THE PERPETUAL CONFLICT

   There has been a virtually perpetual conflict between the absolute preservation of natural resources and their wise use for well over a century in America; between entities such as supporters of wilderness preservation, and economic interests such as the logging, grazing, mining and energy industries and their supporters, including workers and ranchers.
   The Sierra Club and the Forest Service, represented by their respective founders John Muir and Gifford Pinchot, battled royally over the use of the Hetch-Hetchy Valley in Yellowstone National Park for construction of a dam and reservoir for water for San Fran Cisco at the turn of the 20th Century. Similar disputes, just as heated, arose thereafter and continue today.  In many respects it has always been, and remains a battle between idealism and practicality, between utopia and common sense.

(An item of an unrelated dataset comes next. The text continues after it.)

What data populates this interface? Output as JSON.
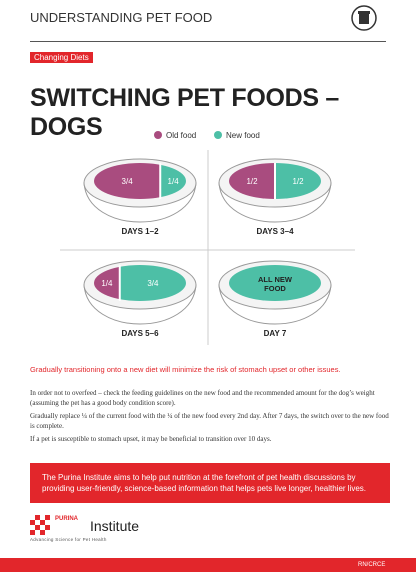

   President Obama, with the support of the environmental movement, continues to fuel the dispute with his unilateral decisions to set aside vast ocean regions as preserves under the Antiquities Act of 1906, last week in the Pacific Ocean around the Hawaiian Islands, and now with the proclamation of a North Atlantic Ocean Canyons and Sea Mounts National Monument off the coast of New England. He has also just  proclaimed the creation of a huge new monument/preserve in Main’s iconic North Woods.  These dictatorial actions negatively impact commercial fishermen, loggers and other local businesses and their small, mostly impoverished communities.
   I believe the Antiquities Act, which gives carte blanche power to the President and the Executive Branch, is very bad law; perhaps unconstitutional, and certainly at many times damaging to the economic and social freedom of Americans.

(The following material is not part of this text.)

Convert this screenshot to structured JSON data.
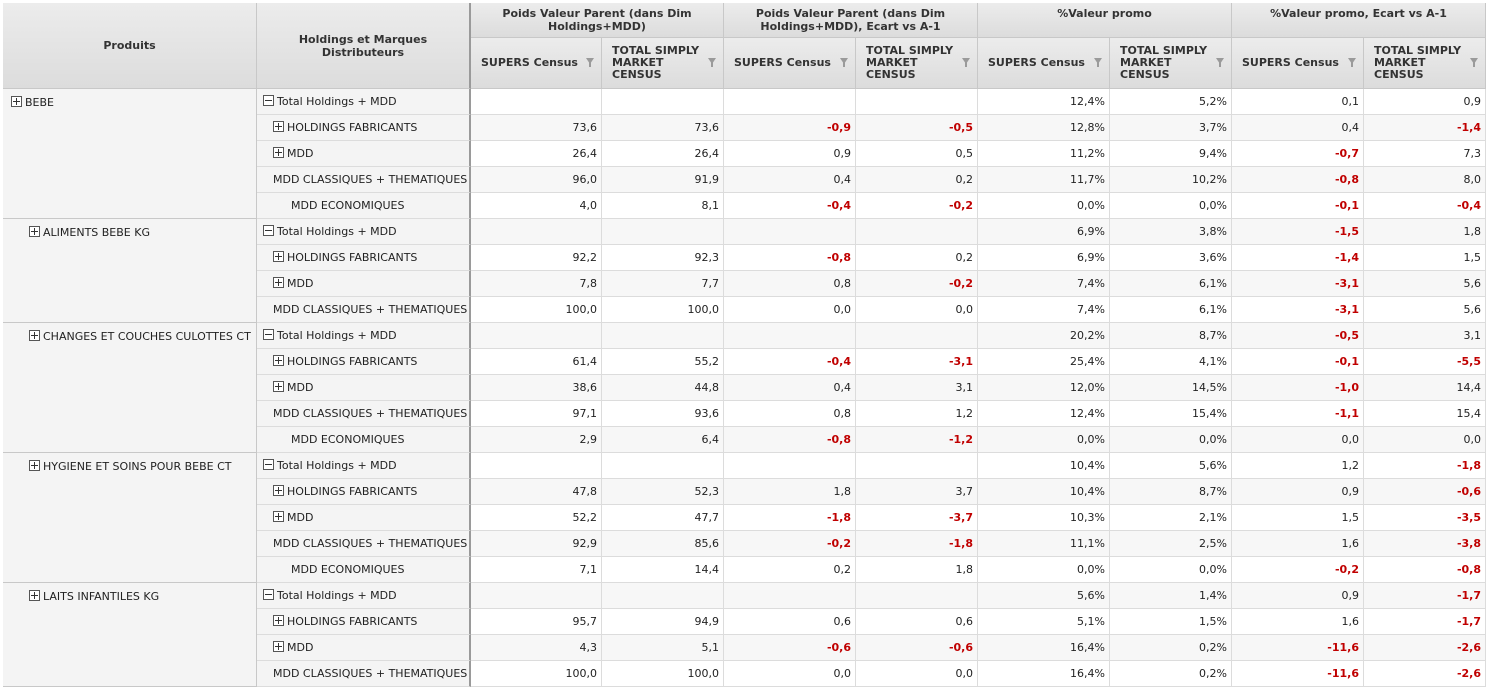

  That said, the ancient enemies line up to charge at the first bugle call on every issue, each determined to win not only the battle but the moral “war.”  I think the last instance much too extreme, as there are usually moral arguments on both sides.  The environmentalists believe they are always morally right, and they are decidedly not.   
   The right of Americans to use natural resources, both public and private, and to live where they wish, is at the very core of our republic.  Natural resources and use of the land and sea are not just for a few powerful elites but for all Americans;  and human rights are at least as legitimate as the rights of animals and plants.
   So what can be done to end this long drawn out war?   First, I believe the Antiquities Act should be amended to shift the control of these issues back to Congress, the branch of government closest to the people, or abolish it entirely as an undemocratic anachronism.  Second, let this war continue unabated; the two philosophies are unalterably opposed, and over time and given a fair playing field, first one will win a battle and next the other.  The pendulum will always swing back and forth, and at times even pause in the reasonable center.
   The issues of the management and equitable distribution of natural resources are much like those between management and labor.  The two sides will always be in opposition to each other in a free society, and each will win some issues and loose others.  The role of a representative and democratic government should be to provide a level playing field of just laws and unbiased knowledge to all sides.  Currently we have neither.